Computer scientists are questioning whether Alphabet’s DeepMind will ever make A.I. more human-like
  • In its quest for artificial general intelligence, which is sometimes called human-level AI, DeepMind is focusing a large chunk of its efforts on an approach called “reinforcement learning.”
  • This involves programming an AI to take certain actions in order to maximize its chance of earning a reward in a certain situation.

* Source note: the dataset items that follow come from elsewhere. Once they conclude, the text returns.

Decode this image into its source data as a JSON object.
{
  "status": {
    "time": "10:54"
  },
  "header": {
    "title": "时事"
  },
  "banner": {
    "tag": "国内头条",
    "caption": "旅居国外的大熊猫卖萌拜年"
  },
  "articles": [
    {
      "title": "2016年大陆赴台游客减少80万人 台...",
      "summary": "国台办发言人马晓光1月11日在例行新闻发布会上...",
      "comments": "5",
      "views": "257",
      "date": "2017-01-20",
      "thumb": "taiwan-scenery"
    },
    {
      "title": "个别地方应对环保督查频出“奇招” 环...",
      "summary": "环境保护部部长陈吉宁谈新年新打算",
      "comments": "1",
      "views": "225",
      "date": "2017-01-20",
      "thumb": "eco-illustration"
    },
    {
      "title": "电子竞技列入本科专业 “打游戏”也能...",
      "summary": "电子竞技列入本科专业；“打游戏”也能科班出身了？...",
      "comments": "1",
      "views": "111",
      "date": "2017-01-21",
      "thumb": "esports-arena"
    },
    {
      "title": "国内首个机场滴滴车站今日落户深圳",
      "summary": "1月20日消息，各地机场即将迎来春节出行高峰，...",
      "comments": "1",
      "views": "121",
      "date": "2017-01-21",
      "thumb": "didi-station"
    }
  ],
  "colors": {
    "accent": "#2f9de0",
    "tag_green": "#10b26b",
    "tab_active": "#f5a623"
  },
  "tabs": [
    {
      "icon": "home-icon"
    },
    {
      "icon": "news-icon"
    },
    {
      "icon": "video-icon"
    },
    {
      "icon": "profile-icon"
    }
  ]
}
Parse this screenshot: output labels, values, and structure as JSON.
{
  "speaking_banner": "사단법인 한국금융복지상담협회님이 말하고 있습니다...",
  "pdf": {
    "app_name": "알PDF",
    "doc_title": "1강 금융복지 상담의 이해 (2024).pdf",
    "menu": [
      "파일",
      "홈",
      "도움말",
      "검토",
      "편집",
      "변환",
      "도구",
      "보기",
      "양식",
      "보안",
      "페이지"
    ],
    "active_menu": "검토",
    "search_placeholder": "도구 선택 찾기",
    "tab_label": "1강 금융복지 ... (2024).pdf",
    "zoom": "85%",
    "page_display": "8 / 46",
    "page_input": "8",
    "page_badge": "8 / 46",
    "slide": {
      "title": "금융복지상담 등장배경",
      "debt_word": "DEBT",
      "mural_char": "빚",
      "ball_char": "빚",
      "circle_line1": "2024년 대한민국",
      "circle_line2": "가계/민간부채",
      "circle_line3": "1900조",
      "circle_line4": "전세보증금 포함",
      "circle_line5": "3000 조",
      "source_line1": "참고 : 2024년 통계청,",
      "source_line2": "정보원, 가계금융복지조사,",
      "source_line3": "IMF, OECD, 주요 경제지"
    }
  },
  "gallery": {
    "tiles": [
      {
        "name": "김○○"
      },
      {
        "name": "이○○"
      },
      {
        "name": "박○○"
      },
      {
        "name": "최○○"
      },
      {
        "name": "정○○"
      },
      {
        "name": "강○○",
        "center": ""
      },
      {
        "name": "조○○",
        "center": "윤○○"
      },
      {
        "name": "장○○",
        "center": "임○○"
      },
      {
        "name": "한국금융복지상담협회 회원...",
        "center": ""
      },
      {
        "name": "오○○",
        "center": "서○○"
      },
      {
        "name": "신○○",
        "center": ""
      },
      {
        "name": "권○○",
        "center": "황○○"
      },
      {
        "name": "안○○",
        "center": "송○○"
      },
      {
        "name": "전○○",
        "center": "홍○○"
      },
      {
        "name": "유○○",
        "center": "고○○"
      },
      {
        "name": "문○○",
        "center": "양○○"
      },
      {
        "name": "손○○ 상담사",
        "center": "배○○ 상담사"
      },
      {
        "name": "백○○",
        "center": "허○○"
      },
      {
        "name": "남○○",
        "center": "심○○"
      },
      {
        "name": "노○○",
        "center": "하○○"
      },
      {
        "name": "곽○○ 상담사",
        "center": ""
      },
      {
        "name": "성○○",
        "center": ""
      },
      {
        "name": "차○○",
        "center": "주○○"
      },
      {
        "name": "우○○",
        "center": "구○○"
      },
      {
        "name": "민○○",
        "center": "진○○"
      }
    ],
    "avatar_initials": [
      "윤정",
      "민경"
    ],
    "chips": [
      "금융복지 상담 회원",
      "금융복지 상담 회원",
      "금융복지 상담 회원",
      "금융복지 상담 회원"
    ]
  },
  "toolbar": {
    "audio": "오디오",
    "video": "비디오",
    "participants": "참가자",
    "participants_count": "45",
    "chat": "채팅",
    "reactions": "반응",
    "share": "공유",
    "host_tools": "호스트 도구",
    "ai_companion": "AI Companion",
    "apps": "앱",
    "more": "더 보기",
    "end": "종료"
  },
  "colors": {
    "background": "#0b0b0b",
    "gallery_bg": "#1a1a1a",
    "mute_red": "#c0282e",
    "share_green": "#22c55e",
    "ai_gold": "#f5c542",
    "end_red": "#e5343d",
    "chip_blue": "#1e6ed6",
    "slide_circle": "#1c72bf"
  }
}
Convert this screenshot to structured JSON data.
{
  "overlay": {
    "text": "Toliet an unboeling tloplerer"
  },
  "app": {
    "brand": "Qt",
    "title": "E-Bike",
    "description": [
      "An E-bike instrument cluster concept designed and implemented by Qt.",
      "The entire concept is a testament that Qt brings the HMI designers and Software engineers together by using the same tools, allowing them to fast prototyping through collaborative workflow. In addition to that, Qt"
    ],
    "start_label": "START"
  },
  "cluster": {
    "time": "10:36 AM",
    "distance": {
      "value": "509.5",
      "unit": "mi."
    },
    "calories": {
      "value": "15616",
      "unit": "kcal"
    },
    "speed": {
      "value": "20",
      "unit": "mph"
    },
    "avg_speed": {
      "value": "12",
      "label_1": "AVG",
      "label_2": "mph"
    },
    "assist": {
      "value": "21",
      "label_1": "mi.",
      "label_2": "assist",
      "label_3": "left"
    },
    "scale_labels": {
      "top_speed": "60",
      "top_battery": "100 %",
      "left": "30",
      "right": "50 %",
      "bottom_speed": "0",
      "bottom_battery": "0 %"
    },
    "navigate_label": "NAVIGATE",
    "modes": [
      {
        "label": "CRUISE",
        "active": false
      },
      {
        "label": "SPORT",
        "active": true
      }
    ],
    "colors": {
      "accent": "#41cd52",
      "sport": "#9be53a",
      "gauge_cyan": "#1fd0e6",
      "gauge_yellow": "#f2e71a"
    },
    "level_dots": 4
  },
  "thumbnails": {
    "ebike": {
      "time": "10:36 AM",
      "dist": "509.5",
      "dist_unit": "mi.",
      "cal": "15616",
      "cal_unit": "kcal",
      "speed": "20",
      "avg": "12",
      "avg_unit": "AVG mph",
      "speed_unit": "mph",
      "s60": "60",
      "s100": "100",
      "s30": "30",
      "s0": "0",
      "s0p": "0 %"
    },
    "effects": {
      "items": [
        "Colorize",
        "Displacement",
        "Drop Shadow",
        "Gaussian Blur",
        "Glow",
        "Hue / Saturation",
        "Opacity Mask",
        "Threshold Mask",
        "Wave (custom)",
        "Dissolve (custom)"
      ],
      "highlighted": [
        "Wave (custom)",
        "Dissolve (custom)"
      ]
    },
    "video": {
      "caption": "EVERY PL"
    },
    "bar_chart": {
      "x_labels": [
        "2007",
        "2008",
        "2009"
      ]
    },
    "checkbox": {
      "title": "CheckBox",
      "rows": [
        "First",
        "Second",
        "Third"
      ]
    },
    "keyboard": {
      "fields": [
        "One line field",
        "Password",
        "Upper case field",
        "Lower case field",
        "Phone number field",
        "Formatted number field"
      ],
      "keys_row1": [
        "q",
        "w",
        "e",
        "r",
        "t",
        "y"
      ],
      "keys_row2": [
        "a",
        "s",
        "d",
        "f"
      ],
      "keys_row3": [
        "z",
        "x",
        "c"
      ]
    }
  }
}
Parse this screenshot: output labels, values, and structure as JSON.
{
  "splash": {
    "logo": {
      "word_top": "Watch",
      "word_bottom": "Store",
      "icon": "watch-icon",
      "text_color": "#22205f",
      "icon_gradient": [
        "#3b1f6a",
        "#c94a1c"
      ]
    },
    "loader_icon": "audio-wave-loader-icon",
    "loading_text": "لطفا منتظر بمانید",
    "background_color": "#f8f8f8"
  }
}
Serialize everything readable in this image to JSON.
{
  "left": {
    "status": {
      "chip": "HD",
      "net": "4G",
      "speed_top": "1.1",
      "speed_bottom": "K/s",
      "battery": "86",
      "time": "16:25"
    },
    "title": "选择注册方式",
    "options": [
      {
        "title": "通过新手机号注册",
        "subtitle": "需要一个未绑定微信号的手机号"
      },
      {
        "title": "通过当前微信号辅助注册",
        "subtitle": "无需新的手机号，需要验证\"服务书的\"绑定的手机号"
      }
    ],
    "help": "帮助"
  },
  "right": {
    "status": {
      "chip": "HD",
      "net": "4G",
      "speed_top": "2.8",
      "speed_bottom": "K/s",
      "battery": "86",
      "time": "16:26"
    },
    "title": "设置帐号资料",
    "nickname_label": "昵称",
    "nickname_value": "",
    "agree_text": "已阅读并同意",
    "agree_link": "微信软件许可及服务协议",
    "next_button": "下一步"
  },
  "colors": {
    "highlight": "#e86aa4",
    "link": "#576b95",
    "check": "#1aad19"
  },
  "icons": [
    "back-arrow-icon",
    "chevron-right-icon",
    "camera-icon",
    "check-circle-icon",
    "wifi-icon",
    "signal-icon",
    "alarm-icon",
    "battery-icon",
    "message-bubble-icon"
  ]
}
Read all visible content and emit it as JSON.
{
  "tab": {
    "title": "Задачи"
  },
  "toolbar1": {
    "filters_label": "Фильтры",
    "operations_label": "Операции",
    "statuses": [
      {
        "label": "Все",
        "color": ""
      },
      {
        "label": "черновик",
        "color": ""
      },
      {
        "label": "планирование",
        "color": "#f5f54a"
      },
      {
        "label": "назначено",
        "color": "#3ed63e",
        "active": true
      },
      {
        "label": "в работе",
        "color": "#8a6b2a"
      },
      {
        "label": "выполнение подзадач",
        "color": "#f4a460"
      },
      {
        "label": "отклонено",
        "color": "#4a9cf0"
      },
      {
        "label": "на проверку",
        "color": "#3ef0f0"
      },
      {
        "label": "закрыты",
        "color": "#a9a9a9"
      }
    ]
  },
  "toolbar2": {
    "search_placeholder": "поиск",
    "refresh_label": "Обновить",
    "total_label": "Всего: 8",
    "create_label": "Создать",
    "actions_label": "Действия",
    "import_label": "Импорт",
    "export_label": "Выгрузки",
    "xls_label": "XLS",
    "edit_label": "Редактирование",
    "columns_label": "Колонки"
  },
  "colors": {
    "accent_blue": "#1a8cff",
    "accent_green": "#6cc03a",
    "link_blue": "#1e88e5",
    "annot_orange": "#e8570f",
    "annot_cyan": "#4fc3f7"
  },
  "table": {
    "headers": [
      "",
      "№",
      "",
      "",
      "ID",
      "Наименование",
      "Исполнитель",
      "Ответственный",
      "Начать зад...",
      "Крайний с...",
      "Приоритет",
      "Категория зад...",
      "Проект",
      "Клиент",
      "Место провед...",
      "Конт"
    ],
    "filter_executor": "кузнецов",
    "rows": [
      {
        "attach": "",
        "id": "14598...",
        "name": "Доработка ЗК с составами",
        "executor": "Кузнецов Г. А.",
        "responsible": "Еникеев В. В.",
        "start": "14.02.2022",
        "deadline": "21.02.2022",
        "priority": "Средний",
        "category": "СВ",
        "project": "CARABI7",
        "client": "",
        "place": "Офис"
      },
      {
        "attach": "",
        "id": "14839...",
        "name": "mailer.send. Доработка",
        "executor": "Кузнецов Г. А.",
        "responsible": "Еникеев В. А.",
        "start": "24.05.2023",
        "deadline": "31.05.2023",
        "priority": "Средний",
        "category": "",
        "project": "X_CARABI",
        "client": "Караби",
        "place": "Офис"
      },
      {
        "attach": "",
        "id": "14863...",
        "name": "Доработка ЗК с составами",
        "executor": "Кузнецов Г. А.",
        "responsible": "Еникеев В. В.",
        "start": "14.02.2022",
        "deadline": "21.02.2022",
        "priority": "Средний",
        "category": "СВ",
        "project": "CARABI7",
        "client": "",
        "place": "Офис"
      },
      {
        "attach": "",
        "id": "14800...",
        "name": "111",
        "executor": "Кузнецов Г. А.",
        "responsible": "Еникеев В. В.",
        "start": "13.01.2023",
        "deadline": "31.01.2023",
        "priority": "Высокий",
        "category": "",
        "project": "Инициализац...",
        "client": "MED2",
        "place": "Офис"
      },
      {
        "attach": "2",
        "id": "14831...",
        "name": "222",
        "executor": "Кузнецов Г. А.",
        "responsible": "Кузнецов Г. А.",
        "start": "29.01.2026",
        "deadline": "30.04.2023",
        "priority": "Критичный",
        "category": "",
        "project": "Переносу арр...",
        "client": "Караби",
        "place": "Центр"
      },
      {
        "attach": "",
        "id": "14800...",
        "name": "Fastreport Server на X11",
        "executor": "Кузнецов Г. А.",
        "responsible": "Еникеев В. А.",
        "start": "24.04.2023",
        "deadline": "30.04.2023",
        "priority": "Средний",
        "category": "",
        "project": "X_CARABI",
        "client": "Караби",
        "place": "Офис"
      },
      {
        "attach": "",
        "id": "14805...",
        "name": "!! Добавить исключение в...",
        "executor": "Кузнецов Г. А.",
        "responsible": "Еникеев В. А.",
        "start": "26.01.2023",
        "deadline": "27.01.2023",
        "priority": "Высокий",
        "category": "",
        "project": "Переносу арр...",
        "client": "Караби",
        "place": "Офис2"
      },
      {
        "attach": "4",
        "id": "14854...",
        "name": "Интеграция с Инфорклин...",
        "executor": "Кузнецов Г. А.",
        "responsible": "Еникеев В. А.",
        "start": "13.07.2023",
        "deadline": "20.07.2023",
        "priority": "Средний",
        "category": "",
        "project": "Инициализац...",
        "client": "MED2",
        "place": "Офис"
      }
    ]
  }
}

In other words, the algorithm “learns” to complete a task by seeking out these preprogrammed rewards.
  • Researchers at the company argued in a paper submitted to the peer-reviewed Artificial Intelligence journal last month that “Reward is enough” to reach general AI but not everyone agrees.

[Image: 106899356-1624000696283-gettyimages-5156...=740&h=416]

Computer scientists are questioning whether DeepMind, the Alphabet-owned U.K. firm that’s widely regarded as one of the world’s premier AI labs, will ever be able to make machines with the kind of “general” intelligence seen in humans and animals.

In its quest for artificial general intelligence, which is sometimes called human-level AI, DeepMind is focusing a chunk of its efforts on an approach called “reinforcement learning.”

This involves programming an AI to take certain actions in order to maximize its chance of earning a reward in a certain situation. In other words, the algorithm “learns” to complete a task by seeking out these preprogrammed rewards. The technique has been successfully used to train AI models how to play (and excel at) games like Go and chess. But they remain relatively dumb, or “narrow.” DeepMind’s famous AlphaGo AI can’t draw a stickman or tell the difference between a cat and a rabbit, for example, while a seven-year-old can.